D’ailleurs, c’est le principe même de ce genre de séance qui est à revoir. Comment voulez-vous que, face à des enjeux aussi lourds, on aboutisse à quelque chose de construit et équilibré. Dans une négociation, qui se déroule en plusieurs rounds, avec des interruptions de séances, des suspensions, des contacts informels, chacun y va de sa petite modification : "je t’échange tel alinéa contre tel codicille". Résultat, une construction baroque, lourdement déficitaire (30 milliards de dette). Ça ne peut plus tenir.
Et donc c’est à l’Etat de reprendre le tout ? C’est la fin du paritarisme ?
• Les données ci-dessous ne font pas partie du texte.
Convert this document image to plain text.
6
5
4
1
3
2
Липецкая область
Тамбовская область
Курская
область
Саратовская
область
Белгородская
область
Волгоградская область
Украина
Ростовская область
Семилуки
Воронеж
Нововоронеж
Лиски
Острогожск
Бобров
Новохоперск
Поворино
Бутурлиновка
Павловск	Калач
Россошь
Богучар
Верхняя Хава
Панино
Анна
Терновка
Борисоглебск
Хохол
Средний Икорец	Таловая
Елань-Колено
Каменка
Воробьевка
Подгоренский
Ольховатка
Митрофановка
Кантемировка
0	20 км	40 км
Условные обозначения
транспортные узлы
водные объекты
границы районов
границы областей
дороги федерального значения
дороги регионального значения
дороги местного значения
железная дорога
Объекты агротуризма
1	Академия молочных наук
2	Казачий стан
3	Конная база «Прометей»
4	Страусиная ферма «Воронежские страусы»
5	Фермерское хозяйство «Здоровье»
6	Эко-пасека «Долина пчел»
Oui, probablement. C’est d’ailleurs assez logique : l’assurance-chômage, c’est une partie essentielle du "modèle social français". C’est au gouvernement de décider qui doit être indemnisé, comment, pour combien de temps, et quel niveau de cotisations-chômage il faut mettre en face. C’est un choix politique, c’est sa responsabilité. Alors est-ce que le paritarisme est mort ? Celui-là, oui, et avant de le faire renaître, il faudra s’assurer que les partenaires sociaux (les syndicats en particulier) sont représentatifs, et il faudra définir ce qu’on veut, ce que le pays veut comme modèle social. Et ça, ça ne se règle pas dans une négociation à huis clos.